Dessous

Dessous
Reizwäsche um 1900

Als Reizwäsche oder Dessous (Lehnwort aus dem Französischen für „Unteres“) werden Kleidungsstücke bezeichnet, die dazu dienen können, den Geschlechtspartner sexuell zu erregen. Dies ist insbesondere Kleidung aus dem Bereich der Unterwäsche, die häufig speziell aus Materialen hergestellt wird, die als erotisierend empfunden werden und üblicherweise nicht im Bereich funktionaler Unterwäsche eingesetzt werden, beispielsweise Seide, Samt, Spitze, Lycra oder Satin. Diese Wirkung wird zusätzlich mit speziellen Schnitten unterstrichen. Dessous und Reizwäsche gibt es sowohl für Frauen wie auch für Männer, wobei das Angebot für Frauen deutlich vielfältiger und reichhaltiger ist. Häufig werden elegantere und hochwertiger verarbeitete Wäscheteile als Dessous bezeichnet[1], während provokantere Wäsche, insbesondere in bestimmten Farben wie Schwarz oder Rot, eher als Reizwäsche bezeichnet wird.

Inhaltsverzeichnis

Geschichte

Dessous und Reizwäsche sind in ihrer Gestaltung oft an Vorbilder aus dem französisch geprägten späten 19. Jahrhundert angelegt, in dem zunehmend ansprechende Wäsche produziert wurde. Dies erklärt auch den häufigen Ursprung einzelner Bezeichnungen für derartige, damals ausschließlich für Frauen konzipierte Wäschestücke aus der französischen Sprache. Während Frauen bis weit ins 20. Jahrhundert ihre Unterwäsche nach den Gesichtspunkten der Körperformung, beispielsweise mittels Korsetts und später auch Büstenhaltern (BH) und Miedern, nach hygienischen Maßstäben oder der Sittlichkeit auswählten, veränderte sich diese Haltung mit der modischen Entwicklung der Krinoline. Vor deren Einsatz war die weibliche Unterwäsche größtenteils weit geschnitten und praktisch, dies veränderte sich zunehmend hin zu körpernahen und kleineren Schnitten.
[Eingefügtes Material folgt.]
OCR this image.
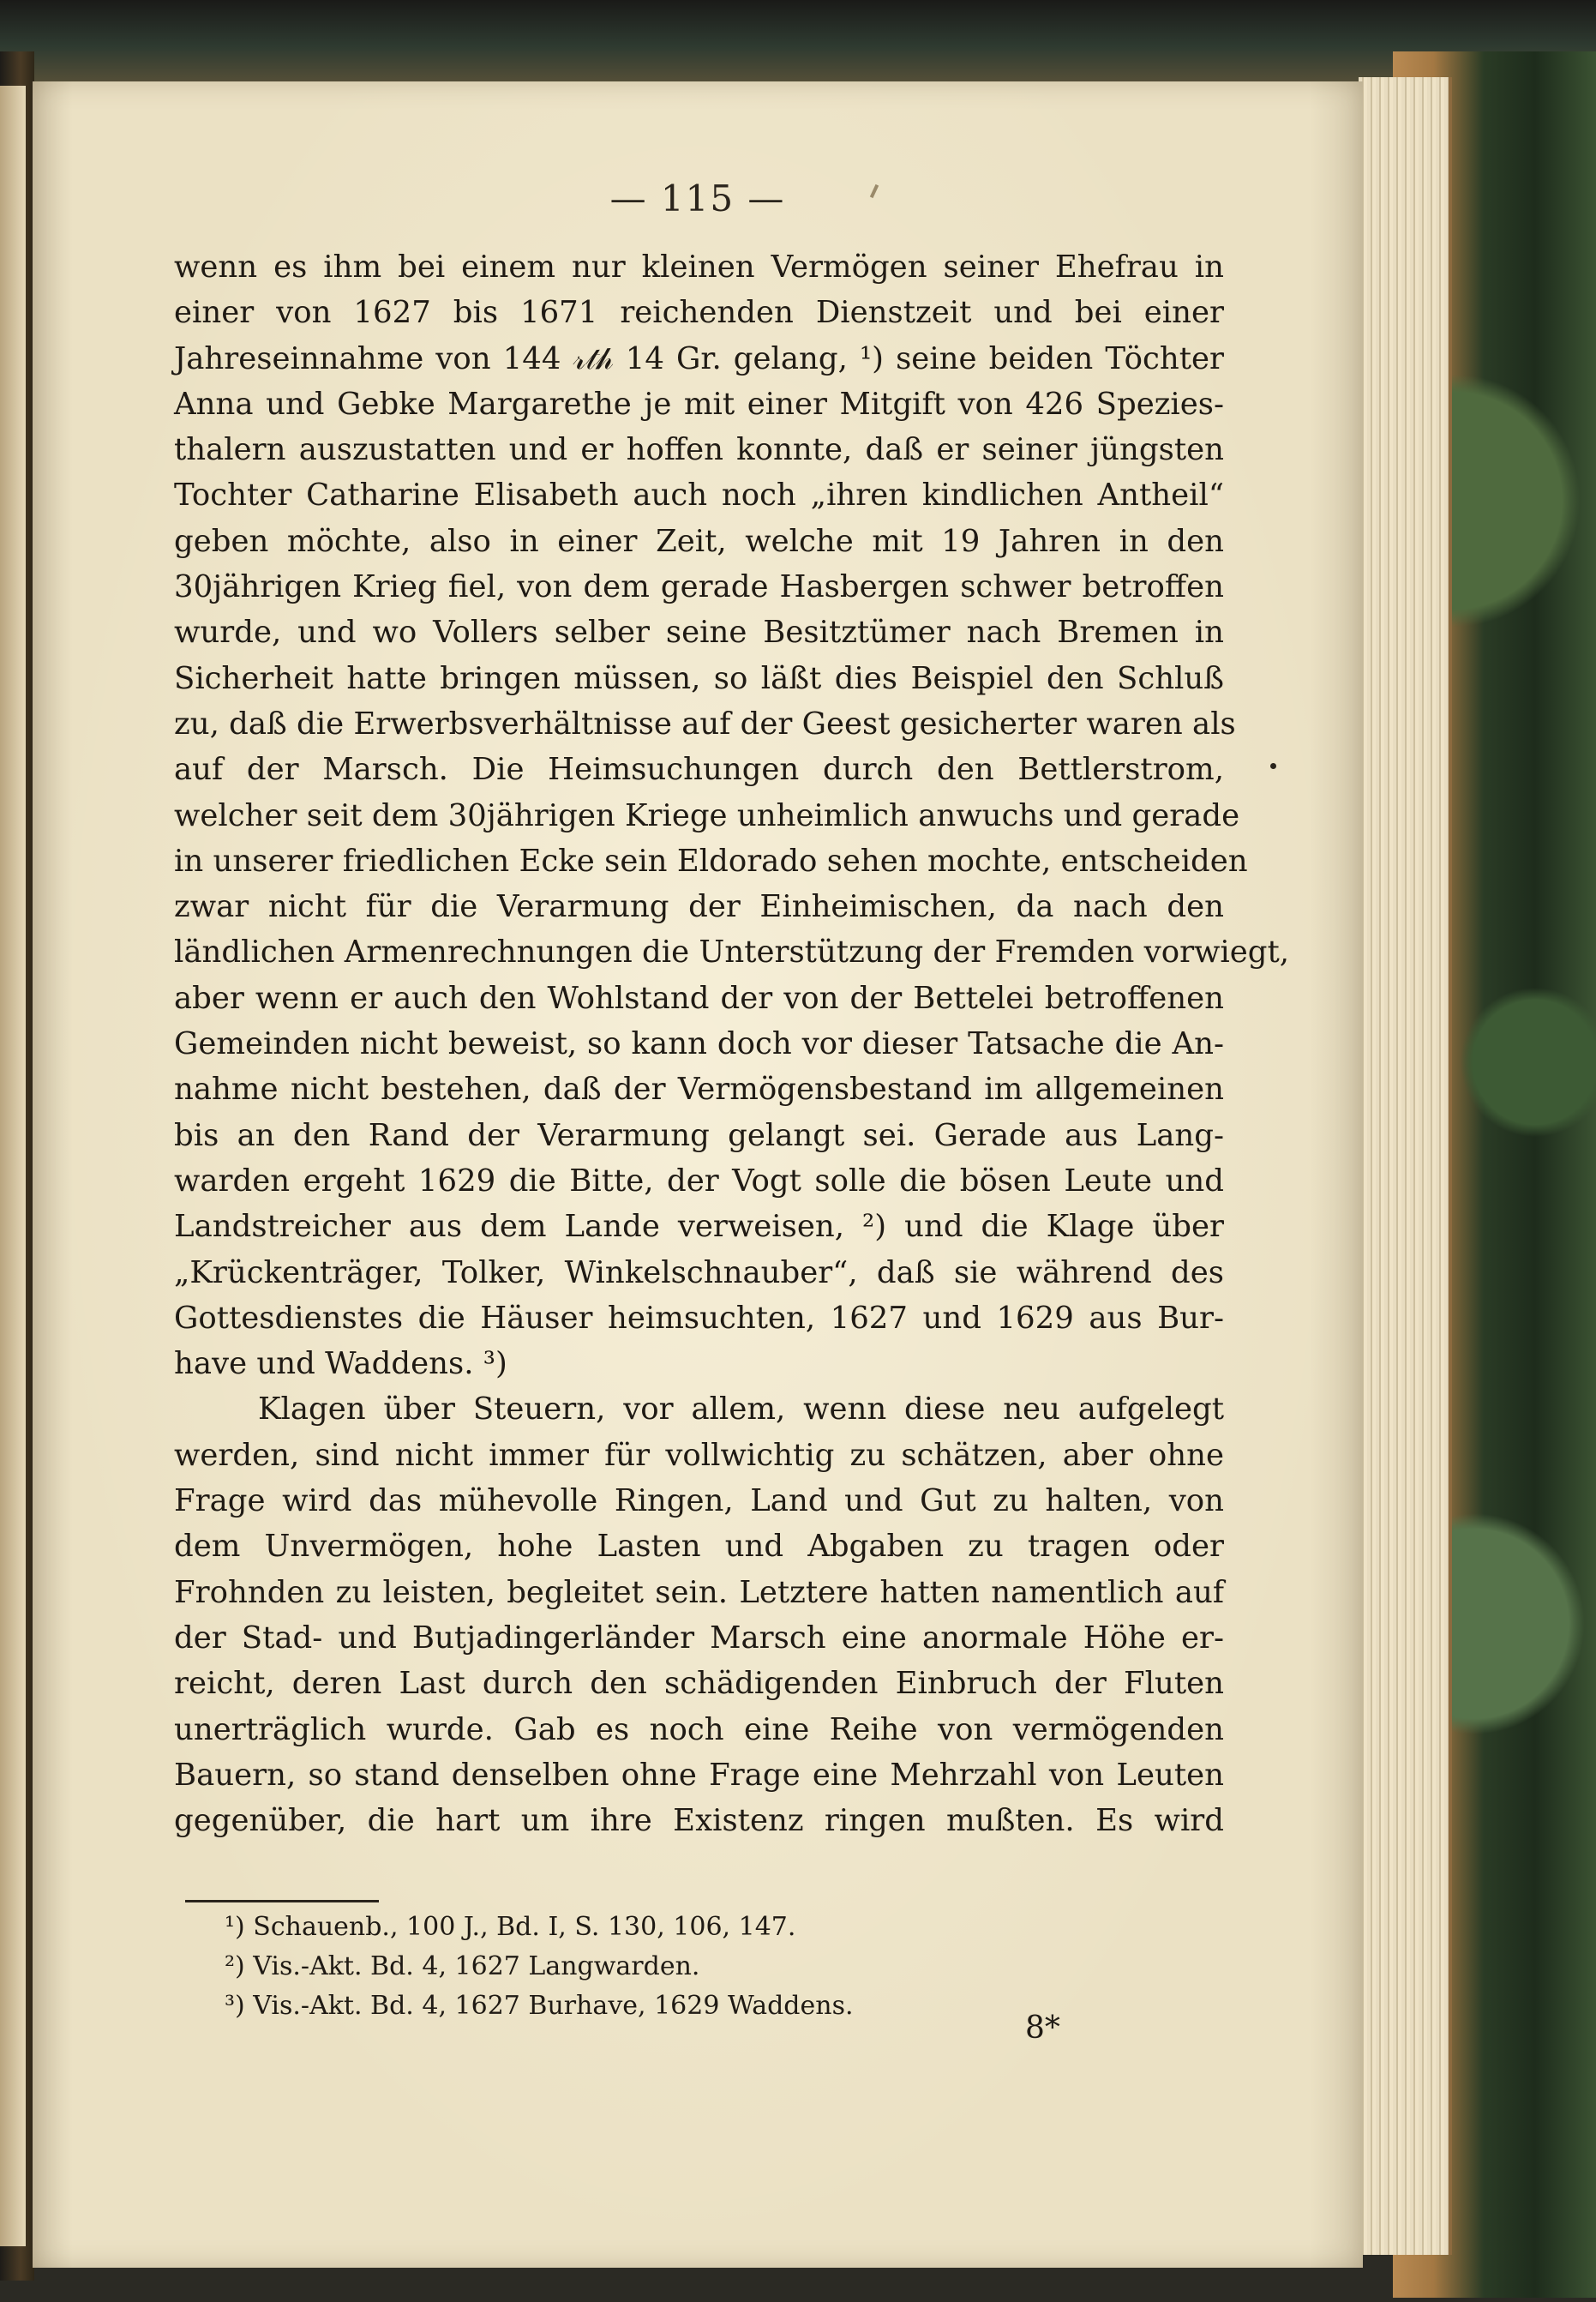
— 115 —
wenn es ihm bei einem nur kleinen Vermögen seiner Ehefrau in
einer von 1627 bis 1671 reichenden Dienstzeit und bei einer
Jahreseinnahme von 144 𝓇𝓉𝒽 14 Gr. gelang, ¹) seine beiden Töchter
Anna und Gebke Margarethe je mit einer Mitgift von 426 Spezies-
thalern auszustatten und er hoffen konnte, daß er seiner jüngsten
Tochter Catharine Elisabeth auch noch „ihren kindlichen Antheil“
geben möchte, also in einer Zeit, welche mit 19 Jahren in den
30jährigen Krieg fiel, von dem gerade Hasbergen schwer betroffen
wurde, und wo Vollers selber seine Besitztümer nach Bremen in
Sicherheit hatte bringen müssen, so läßt dies Beispiel den Schluß
zu, daß die Erwerbsverhältnisse auf der Geest gesicherter waren als
auf der Marsch. Die Heimsuchungen durch den Bettlerstrom,
welcher seit dem 30jährigen Kriege unheimlich anwuchs und gerade
in unserer friedlichen Ecke sein Eldorado sehen mochte, entscheiden
zwar nicht für die Verarmung der Einheimischen, da nach den
ländlichen Armenrechnungen die Unterstützung der Fremden vorwiegt,
aber wenn er auch den Wohlstand der von der Bettelei betroffenen
Gemeinden nicht beweist, so kann doch vor dieser Tatsache die An-
nahme nicht bestehen, daß der Vermögensbestand im allgemeinen
bis an den Rand der Verarmung gelangt sei. Gerade aus Lang-
warden ergeht 1629 die Bitte, der Vogt solle die bösen Leute und
Landstreicher aus dem Lande verweisen, ²) und die Klage über
„Krückenträger, Tolker, Winkelschnauber“, daß sie während des
Gottesdienstes die Häuser heimsuchten, 1627 und 1629 aus Bur-
have und Waddens. ³)
Klagen über Steuern, vor allem, wenn diese neu aufgelegt
werden, sind nicht immer für vollwichtig zu schätzen, aber ohne
Frage wird das mühevolle Ringen, Land und Gut zu halten, von
dem Unvermögen, hohe Lasten und Abgaben zu tragen oder
Frohnden zu leisten, begleitet sein. Letztere hatten namentlich auf
der Stad- und Butjadingerländer Marsch eine anormale Höhe er-
reicht, deren Last durch den schädigenden Einbruch der Fluten
unerträglich wurde. Gab es noch eine Reihe von vermögenden
Bauern, so stand denselben ohne Frage eine Mehrzahl von Leuten
gegenüber, die hart um ihre Existenz ringen mußten. Es wird
¹) Schauenb., 100 J., Bd. I, S. 130, 106, 147.
²) Vis.-Akt. Bd. 4, 1627 Langwarden.
³) Vis.-Akt. Bd. 4, 1627 Burhave, 1629 Waddens.
8*
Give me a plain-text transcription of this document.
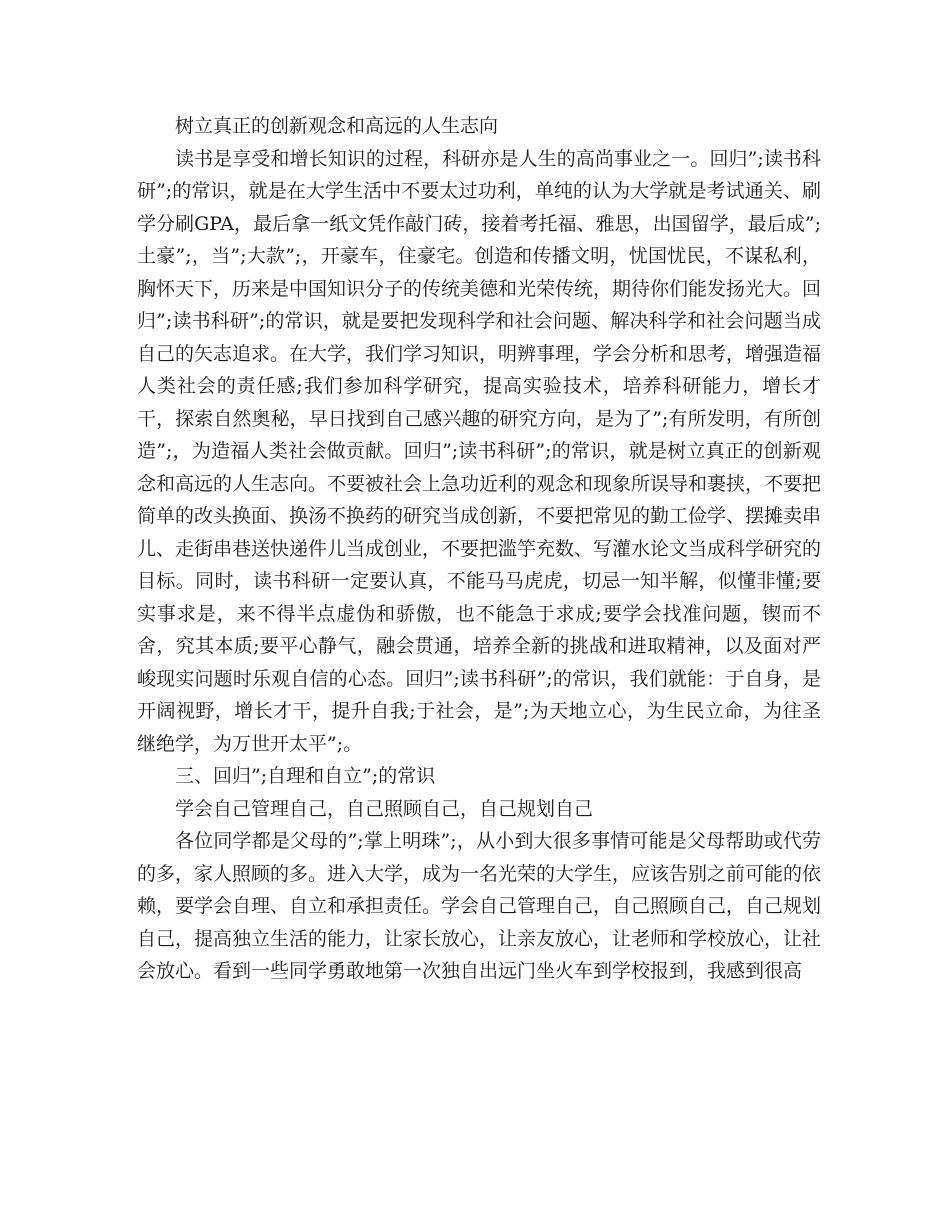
树立真正的创新观念和高远的人生志向

读书是享受和增长知识的过程，科研亦是人生的高尚事业之一。回归”;读书科研”;的常识，就是在大学生活中不要太过功利，单纯的认为大学就是考试通关、刷学分刷GPA，最后拿一纸文凭作敲门砖，接着考托福、雅思，出国留学，最后成”;土豪”;，当”;大款”;，开豪车，住豪宅。创造和传播文明，忧国忧民，不谋私利，胸怀天下，历来是中国知识分子的传统美德和光荣传统，期待你们能发扬光大。回归”;读书科研”;的常识，就是要把发现科学和社会问题、解决科学和社会问题当成自己的矢志追求。在大学，我们学习知识，明辨事理，学会分析和思考，增强造福人类社会的责任感;我们参加科学研究，提高实验技术，培养科研能力，增长才干，探索自然奥秘，早日找到自己感兴趣的研究方向，是为了”;有所发明，有所创造”;，为造福人类社会做贡献。回归”;读书科研”;的常识，就是树立真正的创新观念和高远的人生志向。不要被社会上急功近利的观念和现象所误导和裹挟，不要把简单的改头换面、换汤不换药的研究当成创新，不要把常见的勤工俭学、摆摊卖串儿、走街串巷送快递件儿当成创业，不要把滥竽充数、写灌水论文当成科学研究的目标。同时，读书科研一定要认真，不能马马虎虎，切忌一知半解，似懂非懂;要实事求是，来不得半点虚伪和骄傲，也不能急于求成;要学会找准问题，锲而不舍，究其本质;要平心静气，融会贯通，培养全新的挑战和进取精神，以及面对严峻现实问题时乐观自信的心态。回归”;读书科研”;的常识，我们就能：于自身，是开阔视野，增长才干，提升自我;于社会，是”;为天地立心，为生民立命，为往圣继绝学，为万世开太平”;。

三、回归”;自理和自立”;的常识

学会自己管理自己，自己照顾自己，自己规划自己

各位同学都是父母的”;掌上明珠”;，从小到大很多事情可能是父母帮助或代劳的多，家人照顾的多。进入大学，成为一名光荣的大学生，应该告别之前可能的依赖，要学会自理、自立和承担责任。学会自己管理自己，自己照顾自己，自己规划自己，提高独立生活的能力，让家长放心，让亲友放心，让老师和学校放心，让社会放心。看到一些同学勇敢地第一次独自出远门坐火车到学校报到，我感到很高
Nach und nach entwickelten die Wäscheproduzenten aus diesen Formen neue Modelle, aber erst in den 1960ern verbreitete sich allmählich die heutige Vorstellung sexuell ansprechender Unterwäsche. Im 21. Jahrhundert erweiterte die Wäscheindustrie ihre Produktpalette um die sogenannten Dessous-dessus, Wäsche für darunter, die auch darüber getragen werden kann. Unterwäsche wurde nicht mehr sittsam versteckt, sondern durfte zumindest in Teilen, beispielsweise BH-Träger oder Strings auch unter der Oberbekleidung sichtbar sein.

Funktion

Die Funktion der Reizwäsche geht über den Gebrauchswert der üblichen Unterwäsche hinaus und reicht von im Alltag bequem zu tragenden Dessous bis hin zu Kleidungsstücken, die den Status eines Sexspielzeugs oder eines sexuellen Fetischs annehmen können. Teilweise ist Reizwäsche auch so geschnitten, dass sie beim Geschlechtsverkehr getragen werden kann, ohne dabei zu behindern. Ausnahmen hiervon werden oft durch aktuelle Modeströmungen geschaffen, die verschiedene Dessous als Accessoire einsetzen oder betonen, beispielsweise Bodys, Korsagen, Nylonstrümpfe oder sogenannte G-Strings, die teilweise als Oberbekleidung und deutlich sichtbar getragen werden. Die Einordnung von Kleidungsstücken als Reizwäsche oder Dessous ist abhängig von der individuellen Moralvorstellung und der Einstellung zur Mode sehr subjektiv.

Reizwäsche für Damen

Büstenhalter und Slips

Essbare Unterwäsche

Dessous und Reizwäsche bestehen üblicherweise aus mindestens zwei zusammenpassenden Teilen, meist einem BH und Slip, die in dieser Kombination als BH-Set bezeichnet werden. Funktionale BHs bestehen üblicherweise aus einem Textilgemisch aus Baumwolle, Polyamid und elastischen Fasern wie beispielsweise Elastan. Diese Kombination kommt auch bei erotisierender Wäsche zum Einsatz, darüber hinaus werden jedoch auch Stoffe verwendet, die von ihren Trageeigenschaften nicht als Alltagswäsche konzipiert sind. Hierzu gehören BHs und Slips aus glänzenden oder hochglänzenden Stoffen wie Lack oder Latex, die keine atmungsaktiven Eigenschaften besitzen, und transparenten Stoffen, zum Beispiel Spitze oder Netzstoffen. Sets dieser Art gibt es auch aus sehr harten Materialien wie Edelstahl, Ketten oder Perlensträngen, sowie nur einmal zu tragender Wäsche aus essbaren Materialen wie Liebesperlen oder sogenannte Candy-Wäsche.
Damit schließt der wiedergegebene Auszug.